NENHUM ANO É IGUAL AO OUTRO
Walter Galvani
(Crônica publicada neste final de semana)
A sabedoria popular estabelece quase sempre verdades imutáveis que se submetem ao bombardeio de mudanças, hoje em dia quase instantâneas, que desequilibrariam qualquer filósofo de bairro, mas que no entanto persistem. Uma delas é de que, nenhum ano é igual a outro, nenhuma estiagem se parece com a do ano passado, nenhuma chuvarada é semelhante a de anteontem e assim por diante. O que tivemos esta semana, martirizando a região sul do estado, poderemos ter na próxima, dessa vez atingindo o centro ou o norte, ou o estado vizinho, Santa Catarina, que já pediu que não o abandonássemos e continuássemos chegando lá, para as férias.
Está certo, o mar é muito bonito e as águas são mais quentes do que aqui, mas e a BR-101 em obras, dará passagem? E quando quisermos retornar, isso será possível? E já dá para alongar estas perguntas para os próximos anos, pois, na pressa de inaugurar a estrada duplicada, muita coisa pode ficar para trás, isso não será nenhuma novidade aqui no Brasil.
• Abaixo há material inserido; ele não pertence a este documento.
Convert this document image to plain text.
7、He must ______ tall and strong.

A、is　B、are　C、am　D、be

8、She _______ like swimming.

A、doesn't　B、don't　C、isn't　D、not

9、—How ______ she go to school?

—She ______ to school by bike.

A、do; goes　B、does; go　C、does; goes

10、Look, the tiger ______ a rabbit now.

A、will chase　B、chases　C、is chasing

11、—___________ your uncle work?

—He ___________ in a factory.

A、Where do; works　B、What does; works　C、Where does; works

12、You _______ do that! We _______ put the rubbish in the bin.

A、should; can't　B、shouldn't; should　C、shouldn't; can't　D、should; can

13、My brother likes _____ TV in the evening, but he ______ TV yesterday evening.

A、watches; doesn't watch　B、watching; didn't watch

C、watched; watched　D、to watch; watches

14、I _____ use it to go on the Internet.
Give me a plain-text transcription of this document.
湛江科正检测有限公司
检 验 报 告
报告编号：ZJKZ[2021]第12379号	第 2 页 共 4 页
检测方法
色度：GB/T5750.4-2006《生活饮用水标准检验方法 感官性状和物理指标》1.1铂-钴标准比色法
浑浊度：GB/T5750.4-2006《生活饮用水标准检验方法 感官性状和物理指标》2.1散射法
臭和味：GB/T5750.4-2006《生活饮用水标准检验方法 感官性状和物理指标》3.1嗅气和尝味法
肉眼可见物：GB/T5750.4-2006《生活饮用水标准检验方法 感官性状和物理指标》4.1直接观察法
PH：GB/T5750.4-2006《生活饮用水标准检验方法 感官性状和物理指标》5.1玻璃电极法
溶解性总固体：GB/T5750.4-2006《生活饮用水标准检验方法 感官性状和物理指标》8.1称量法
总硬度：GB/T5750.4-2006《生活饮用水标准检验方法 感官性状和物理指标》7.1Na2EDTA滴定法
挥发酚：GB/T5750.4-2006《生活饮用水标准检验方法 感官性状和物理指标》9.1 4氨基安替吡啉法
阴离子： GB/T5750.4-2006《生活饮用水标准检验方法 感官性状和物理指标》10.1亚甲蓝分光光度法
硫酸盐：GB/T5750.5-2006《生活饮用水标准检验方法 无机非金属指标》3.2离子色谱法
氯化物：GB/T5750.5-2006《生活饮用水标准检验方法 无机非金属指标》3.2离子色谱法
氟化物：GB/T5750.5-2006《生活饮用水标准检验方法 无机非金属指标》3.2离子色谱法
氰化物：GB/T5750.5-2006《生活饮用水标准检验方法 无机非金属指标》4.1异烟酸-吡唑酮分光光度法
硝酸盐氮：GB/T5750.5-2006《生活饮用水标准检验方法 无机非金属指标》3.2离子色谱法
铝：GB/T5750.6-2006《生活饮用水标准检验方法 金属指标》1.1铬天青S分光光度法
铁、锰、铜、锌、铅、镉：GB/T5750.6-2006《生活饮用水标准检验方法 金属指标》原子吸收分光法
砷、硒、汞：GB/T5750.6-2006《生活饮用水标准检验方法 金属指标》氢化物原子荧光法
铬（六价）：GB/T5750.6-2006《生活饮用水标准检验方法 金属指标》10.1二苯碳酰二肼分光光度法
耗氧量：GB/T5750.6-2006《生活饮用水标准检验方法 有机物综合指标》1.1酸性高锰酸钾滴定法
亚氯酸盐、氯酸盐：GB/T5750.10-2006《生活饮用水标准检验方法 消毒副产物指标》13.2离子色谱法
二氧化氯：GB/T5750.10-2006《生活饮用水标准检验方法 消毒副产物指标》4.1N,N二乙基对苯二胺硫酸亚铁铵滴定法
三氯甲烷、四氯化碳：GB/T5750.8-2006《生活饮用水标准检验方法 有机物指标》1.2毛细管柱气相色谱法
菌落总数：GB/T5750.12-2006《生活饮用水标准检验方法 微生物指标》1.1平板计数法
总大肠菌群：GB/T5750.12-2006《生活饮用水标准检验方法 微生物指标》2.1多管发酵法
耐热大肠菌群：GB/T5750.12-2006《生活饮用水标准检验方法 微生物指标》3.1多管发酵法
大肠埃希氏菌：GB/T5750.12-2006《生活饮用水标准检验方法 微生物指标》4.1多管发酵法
Não foi por acaso que os ricos e inteligentes proprietários rurais do século XIX tentaram emancipar esta província do restante do país! Embora derrotados na Revolução Farroupilha, restou o exemplo de dignidade e combatividade e disposição para a luta que marcam nosso estado.
Desrespeitando, no entanto, a sabedoria popular, entra ano e sai ano e continuam os mesmos problemas por aqui. Ou chuva demais, ou chuva de menos, continua a plantação de espécies exóticas, o que há muitos anos foi denunciado como um risco e de que não faltaram avisos nos anos 2000 e 2001. Estamos agora oito anos mais tarde, cada vez mais enredados na questão.
Quando chove de menos não há agricultura que sobreviva, quando chove demais não há estrada que dê passagem, caem pontes, morrem as pessoas, as ruas ficam inundadas, muitos perdem seus pertences, quando não acabam perdendo a vida, o que é muito mais importante e que não se pode repor.
O que fazemos? O que faremos? E enquanto persiste esta perplexidade, assistimos a demonstrações de relações públicas e declarações com promessas que, qualquer pesquisa comprova, não se completam no futuro próximo ou distante.